I think you are misreading the data, in all but the COH a 2.93 GHz Nehalem is faster than a QX9770 ... a 2.66 Nehalem will be roughly the same as a QX9770 or better... with the exception of what is shown in some games (COH, WOC, COD4) ... but even these will be significantly faster than a Q6600.
The Crysis benchmark is on load times, the rest are synthetics, rendering, and file compression software.
Now, the question is really is the application you are looking for worth the money in the upgrade ... if your idea of a computer is simply gaming, regardless of Q6600, Core i7, Phenom what ever... the answer to the question is actaully no ... that is because how you play the game is GPU determined, not CPU determined.
Jack
Just look to my thread: http://www.xtremesystems.org/forums/...d.php?t=202139
And you will see that the Nehalem will be much faster..ofcourse you have to compare them at the same speed!
JP.
I am thinking the same, 256kb seems too small, but dont forget the L3 cache is inclusive, so all data from L2 and L1 is stored into the L3 cache. Thats 4*(256+64) = 1280KB it takes awa from the L3 cache. With bigger L2 caches you would start canabalizing the L3 cache. The inclusive architecture also has the advantage that a core doesnt have to "search" into the other cores L2 cache. This means less traffic to the L2 cache. Another advantage is that the L2 cache isnt occupied with inter core traffic.
Judging these advantages maybe a 256KB L2 cache is justified?
I still have my doubts, but we will see in a month :)
I kind of disagree with you here, at least from the perspective of a Home User.
I am looking to get a new system sometime in the first QTR of 2009 and I was considering Nehalem, but if it can't beat a Dual Core Penryn in gaming, then with the price premium it will carry, it would be of no value to me, as a Dual Core Penryn is plenty fast enough for all my non-gaming needs.
Hell, Deneb could even come into consideration for me if their IPC & Clock rate improvements prove not to be illusory.
The effect of memory speed/bandwidth on application performance has tended to be much over played for a long time now.
This is a very hard question to answer .... the short answer is yes and no.
It depends on what you mean by low-hanging fruit.

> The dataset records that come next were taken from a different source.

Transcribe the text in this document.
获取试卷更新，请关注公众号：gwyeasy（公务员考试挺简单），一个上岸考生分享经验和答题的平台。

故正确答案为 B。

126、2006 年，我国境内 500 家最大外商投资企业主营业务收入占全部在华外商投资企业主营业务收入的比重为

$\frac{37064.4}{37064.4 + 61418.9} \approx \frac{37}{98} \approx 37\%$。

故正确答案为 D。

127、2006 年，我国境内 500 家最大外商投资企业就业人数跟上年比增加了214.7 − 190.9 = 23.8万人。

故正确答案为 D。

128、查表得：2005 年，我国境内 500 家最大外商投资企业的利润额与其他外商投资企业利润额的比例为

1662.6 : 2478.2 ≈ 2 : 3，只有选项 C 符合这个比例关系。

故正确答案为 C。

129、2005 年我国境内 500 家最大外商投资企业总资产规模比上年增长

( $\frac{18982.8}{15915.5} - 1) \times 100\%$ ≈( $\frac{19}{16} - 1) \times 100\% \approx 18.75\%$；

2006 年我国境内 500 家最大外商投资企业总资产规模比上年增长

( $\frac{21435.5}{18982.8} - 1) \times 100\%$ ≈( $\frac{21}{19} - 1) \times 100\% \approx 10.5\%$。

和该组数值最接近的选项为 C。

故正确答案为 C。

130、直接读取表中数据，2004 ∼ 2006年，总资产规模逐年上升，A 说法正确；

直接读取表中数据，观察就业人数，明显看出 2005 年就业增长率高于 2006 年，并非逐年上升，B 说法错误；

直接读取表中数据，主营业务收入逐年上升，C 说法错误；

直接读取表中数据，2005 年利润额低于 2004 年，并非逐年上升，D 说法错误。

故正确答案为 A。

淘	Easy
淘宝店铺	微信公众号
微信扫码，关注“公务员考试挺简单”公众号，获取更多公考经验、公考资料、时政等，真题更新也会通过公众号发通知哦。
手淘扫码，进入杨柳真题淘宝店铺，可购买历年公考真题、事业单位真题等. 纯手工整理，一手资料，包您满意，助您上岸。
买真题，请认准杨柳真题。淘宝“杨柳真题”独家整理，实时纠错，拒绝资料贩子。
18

For example, the most common low hanging fruit is cache size ... up the cache is almost a guaranteed increase in IPC efficiency, the problem is that the % improvement decreases geometrically with size ... for example, the improvement going from 256 K to 512 K is larger than going from 2 Meg to 4 Meg cache ... in most applications (it is app dependent). However, designers often spend some of the transistor budget increasing cache one generation over the other (Intel most commonly and now AMD will start doing it more often I suspect -- shanghai is a good example).
However, there is still plenty of room to improve IPC. A microprocessor today be it Core based or A64 based, actually spends more time dormant (waiting on instruction/data) than it spends in actual execution. The actual IPC of, for example, a C2D core varies between 1 to 2 on average ... this is because there are several lost cycles when the CPU stalls ... to improve, designers need to find and design clever ways of avoiding these stalls and keep the processor more occupied over time.
So many tricks have been implemented a long time ago (OoOe, wider cores, larger cache, TLBs, wider instruction windows, BTBs etc.) ... some improvements can come (low hanging fruit) by simply making some of these tricks bigger --- both Barcelona (and now Nehalem) for example have worked to increase the instruction window and that buys another 10-15% over prior generations (in the Barcelona case at least).....
Revolutionary designs though will be needed to make major leaps I suspect (my opinion)... something new that has never been done before.